Tyler the Creator and Earl Sweatshirt’s recent releases are their best yet, free from the constraints of the Odd Future brand, both crafted records that felt like full, honest portraits, rather than caricature. The rest of the artists within the group—acts like The Internet, Mike G, Hodgy Beats—are increasingly making very diverse music, and it doesn’t make sense for them to bind together as a collective. In order for each artist to grow, Odd Future ending is the best case scenario. Now we might finally see a Mike G album, get another seductive record from The Internet. Or maybe some will go back to hitting bongs with newfound vigor. Whatever happens, it’s a new beginning.

Odd Future may be gone but their memory is already immortalised in the following highlights: the group’s debut performance of “Sandwitches” on Jimmy Fallon; a scare-mongering Newsnight report, Kanye West changing his website to feature just the video for “Yonkers” and later “IFHY”; Earl Sweatshirt going missing and being “found” by Complex in Samoa; Frank Ocean releasing Channel Orange; the video for “Earl”; every live show where it felt like music was exciting again and artists gave a shit about performing; the hype that ended in riots at shows; Tyler’s infamous Twitter account; and the group’s final farewell, “Oldie”, released in 2013, the last artifact to show the group together.

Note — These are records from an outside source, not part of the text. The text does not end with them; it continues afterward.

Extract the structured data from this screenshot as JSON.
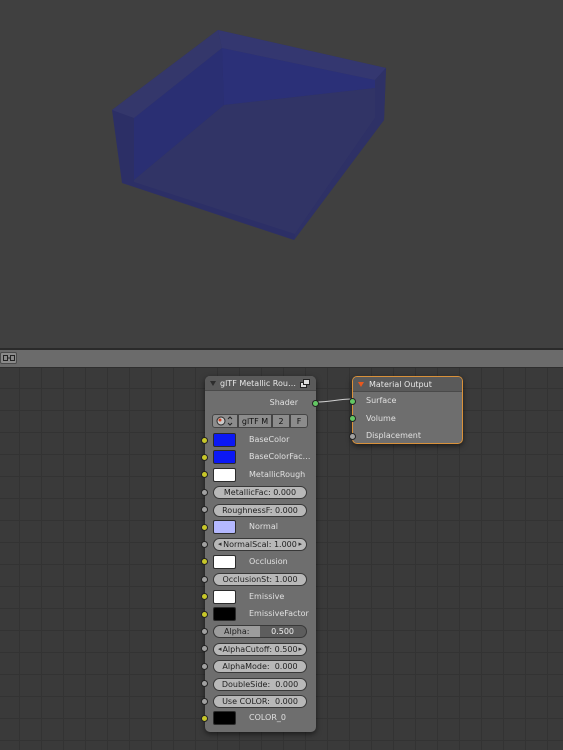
{
  "viewport": {
    "mesh_color": "#2c2f66",
    "wall_color": "#292e72"
  },
  "editor": {
    "header_icon": "node-editor-icon"
  },
  "gltf_node": {
    "title": "glTF Metallic Rou…",
    "header_icon": "node-group-icon",
    "output_label": "Shader",
    "group_selector": {
      "icon": "node-tree-icon",
      "name": "glTF M",
      "users": "2",
      "fake_user": "F"
    },
    "inputs": [
      {
        "label": "BaseColor",
        "kind": "color",
        "socket": "yellow",
        "color": "#0b18f5"
      },
      {
        "label": "BaseColorFac…",
        "kind": "color",
        "socket": "yellow",
        "color": "#0b18f5"
      },
      {
        "label": "MetallicRough",
        "kind": "color",
        "socket": "yellow",
        "color": "#ffffff"
      },
      {
        "label": "MetallicFac: 0.000",
        "kind": "field",
        "socket": "grey"
      },
      {
        "label": "RoughnessF: 0.000",
        "kind": "field",
        "socket": "grey"
      },
      {
        "label": "Normal",
        "kind": "color",
        "socket": "yellow",
        "color": "#b4b8ff"
      },
      {
        "label": "NormalScal: 1.000",
        "kind": "arrows",
        "socket": "grey"
      },
      {
        "label": "Occlusion",
        "kind": "color",
        "socket": "yellow",
        "color": "#ffffff"
      },
      {
        "label": "OcclusionSt: 1.000",
        "kind": "field",
        "socket": "grey"
      },
      {
        "label": "Emissive",
        "kind": "color",
        "socket": "yellow",
        "color": "#ffffff"
      },
      {
        "label": "EmissiveFactor",
        "kind": "color",
        "socket": "yellow",
        "color": "#000000"
      },
      {
        "label": "Alpha:",
        "value": "0.500",
        "kind": "slider",
        "socket": "grey",
        "fraction": 0.5
      },
      {
        "label": "AlphaCutoff: 0.500",
        "kind": "arrows",
        "socket": "grey"
      },
      {
        "label": "AlphaMode:  0.000",
        "kind": "field",
        "socket": "grey"
      },
      {
        "label": "DoubleSide:  0.000",
        "kind": "field",
        "socket": "grey"
      },
      {
        "label": "Use COLOR:  0.000",
        "kind": "field",
        "socket": "grey"
      },
      {
        "label": "COLOR_0",
        "kind": "color",
        "socket": "yellow",
        "color": "#000000"
      }
    ]
  },
  "material_output_node": {
    "title": "Material Output",
    "collapse_color": "#e8581e",
    "selected_border": "#d9913a",
    "inputs": [
      {
        "label": "Surface",
        "socket": "green"
      },
      {
        "label": "Volume",
        "socket": "green"
      },
      {
        "label": "Displacement",
        "socket": "grey"
      }
    ]
  }
}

It’s the video for “Oldie” which seems representative of the group. Watching it is like peering into a gang hang-out at the nether region of high-school. Everyone’s friends but it’s a bittersweet snapshot of a particular time. It reminds me of the people I used to hang out with; friends who became people I no longer wanted to be around. And it’s the same for Odd Future. As Tyler said, “people get older” and “shit changes.” You can’t expect the group to keep banding together. So if you care that Odd Future "broke up" today—don’t. It’s not worth it. You’ve got your video archives and albums. You’ve got the memories. You’ve got a group that, when you’re old, you can look back and say “I was there” while showing a video of Earl Sweatshirt pulling off his toenail to your grandkids. Now it’s worth looking forward to the future.